Taylor Magazine: A good classic! What is your go-to music at the moment? Who are you listening to right now?
Thomas Rhett: I’ve been diving back a little bit… I’ve always been a Tom Petty fan but ever since his death, I’ve gone back and listened to a bunch of his stuff. I’m really trying to listen to the classics and submerge myself in those types of genres because I didn’t when I was younger.
Taylor Magazine: Do you have someone that you would really like to work with?
Thomas Rhett: Working with Bruno Mars would be really fun! I think we’d have a good time writing and working together.

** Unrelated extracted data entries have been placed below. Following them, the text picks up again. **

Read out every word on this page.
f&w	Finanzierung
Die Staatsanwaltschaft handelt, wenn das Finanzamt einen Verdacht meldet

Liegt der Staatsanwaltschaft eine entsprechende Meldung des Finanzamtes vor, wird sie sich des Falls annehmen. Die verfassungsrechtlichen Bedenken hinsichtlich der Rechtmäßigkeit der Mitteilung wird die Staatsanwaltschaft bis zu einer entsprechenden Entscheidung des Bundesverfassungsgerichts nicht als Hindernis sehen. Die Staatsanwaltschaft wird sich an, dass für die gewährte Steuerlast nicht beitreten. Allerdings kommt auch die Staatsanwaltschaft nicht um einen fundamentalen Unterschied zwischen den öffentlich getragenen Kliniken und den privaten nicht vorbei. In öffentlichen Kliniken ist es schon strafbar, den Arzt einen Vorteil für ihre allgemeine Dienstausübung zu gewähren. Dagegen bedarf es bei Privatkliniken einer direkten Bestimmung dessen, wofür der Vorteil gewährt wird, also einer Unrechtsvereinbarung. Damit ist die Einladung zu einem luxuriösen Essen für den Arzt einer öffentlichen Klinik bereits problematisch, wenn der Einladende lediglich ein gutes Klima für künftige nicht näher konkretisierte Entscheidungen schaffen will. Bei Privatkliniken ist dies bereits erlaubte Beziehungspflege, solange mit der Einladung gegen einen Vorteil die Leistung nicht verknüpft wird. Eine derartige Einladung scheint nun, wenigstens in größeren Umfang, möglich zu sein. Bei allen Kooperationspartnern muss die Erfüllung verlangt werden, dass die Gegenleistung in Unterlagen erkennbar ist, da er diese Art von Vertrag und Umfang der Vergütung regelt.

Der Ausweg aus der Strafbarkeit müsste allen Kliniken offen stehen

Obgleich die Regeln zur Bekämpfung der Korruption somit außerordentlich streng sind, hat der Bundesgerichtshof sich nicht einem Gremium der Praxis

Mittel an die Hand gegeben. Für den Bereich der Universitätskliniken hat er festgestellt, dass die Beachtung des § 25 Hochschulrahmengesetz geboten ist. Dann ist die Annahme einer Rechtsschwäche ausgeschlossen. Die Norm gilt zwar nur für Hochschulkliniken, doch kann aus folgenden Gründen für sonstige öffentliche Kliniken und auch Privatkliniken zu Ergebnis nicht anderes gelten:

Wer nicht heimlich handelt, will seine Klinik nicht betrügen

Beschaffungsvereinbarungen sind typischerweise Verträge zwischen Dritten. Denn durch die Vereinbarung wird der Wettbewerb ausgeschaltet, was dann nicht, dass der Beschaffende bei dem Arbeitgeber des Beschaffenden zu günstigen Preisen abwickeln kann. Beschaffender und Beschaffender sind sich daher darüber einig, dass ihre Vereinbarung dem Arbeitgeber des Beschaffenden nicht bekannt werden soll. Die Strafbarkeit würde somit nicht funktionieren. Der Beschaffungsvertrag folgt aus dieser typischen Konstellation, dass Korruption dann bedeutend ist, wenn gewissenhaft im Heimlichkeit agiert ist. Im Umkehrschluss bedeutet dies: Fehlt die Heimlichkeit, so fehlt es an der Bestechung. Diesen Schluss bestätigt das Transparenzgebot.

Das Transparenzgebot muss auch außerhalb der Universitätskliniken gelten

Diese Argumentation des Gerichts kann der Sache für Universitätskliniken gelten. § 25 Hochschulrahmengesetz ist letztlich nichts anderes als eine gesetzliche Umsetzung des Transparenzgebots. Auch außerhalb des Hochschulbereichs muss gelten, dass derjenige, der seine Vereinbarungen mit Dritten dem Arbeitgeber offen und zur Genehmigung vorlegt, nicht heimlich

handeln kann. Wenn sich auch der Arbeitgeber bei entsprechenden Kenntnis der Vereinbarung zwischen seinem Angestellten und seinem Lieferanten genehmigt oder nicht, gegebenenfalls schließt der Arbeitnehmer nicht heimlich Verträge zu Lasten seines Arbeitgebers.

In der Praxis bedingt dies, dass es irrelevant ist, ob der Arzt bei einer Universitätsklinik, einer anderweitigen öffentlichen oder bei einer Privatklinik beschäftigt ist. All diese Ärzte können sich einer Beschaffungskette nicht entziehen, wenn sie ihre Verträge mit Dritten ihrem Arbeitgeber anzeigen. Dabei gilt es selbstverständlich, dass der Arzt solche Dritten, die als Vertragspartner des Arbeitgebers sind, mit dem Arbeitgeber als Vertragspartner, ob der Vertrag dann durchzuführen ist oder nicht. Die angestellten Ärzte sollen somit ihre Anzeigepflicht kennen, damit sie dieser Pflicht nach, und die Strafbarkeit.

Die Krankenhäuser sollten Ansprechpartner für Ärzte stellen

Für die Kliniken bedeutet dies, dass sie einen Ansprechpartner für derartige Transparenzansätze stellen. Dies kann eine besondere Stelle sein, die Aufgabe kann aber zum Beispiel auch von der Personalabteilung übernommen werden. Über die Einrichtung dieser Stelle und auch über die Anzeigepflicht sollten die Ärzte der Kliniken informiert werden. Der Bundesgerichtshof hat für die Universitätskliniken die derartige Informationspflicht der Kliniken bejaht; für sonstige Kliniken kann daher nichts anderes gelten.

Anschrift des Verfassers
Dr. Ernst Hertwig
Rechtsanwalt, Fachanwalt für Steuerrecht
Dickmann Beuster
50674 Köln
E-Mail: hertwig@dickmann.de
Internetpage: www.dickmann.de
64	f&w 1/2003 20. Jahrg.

Taylor Magazine: As a magazine, we are focused on simple living and minimalism. If you had a day off, anywhere and doing anything, how would you spend it?
Thomas Rhett: My perfect day, as boring as it sounds, is sitting at home with nothing to do. That’s something that my family and I don’t get to do much anymore. When we get those few days during the week where we can just sit at home, that’s a really good day.
Taylor Magazine: How do you balance and manage your work and home life?
Thomas Rhett: You have to just keep doing it and trying different techniques, because it is super hard! My family has started to come with me on the road – we have a crib for our two year old and our two month old sleeps with us in the bed, so that makes it easier. I mean, I don’t get as much sleep as I used to, but at least when I finish a show I can go back onto a bus with my family there.
Taylor Magazine: What’s been your proudest career moment so far?
Thomas Rhett: Headlining arenas was a huge thing for us, because you start out playing for nobody, then you play for a few people in a club and once you can pull off arenas and see what a sold out arena looks like it’s pretty special.
Taylor Magazine: What advice would you give to your 16-year-old self?
Thomas Rhett: Enjoy life more! I always look to the future so much. I wish I could say to my 16-year-old self: ‘Dude, just cherish the moment. Really live at 16.’
Taylor Magazine: What advice would you give to your two daughters if they came to you and said they were having a bad day?
Thomas Rhett: The advice I would give to them is that you can’t add a day to your life by worrying about it – that’s something I’ve had to learn the hard way.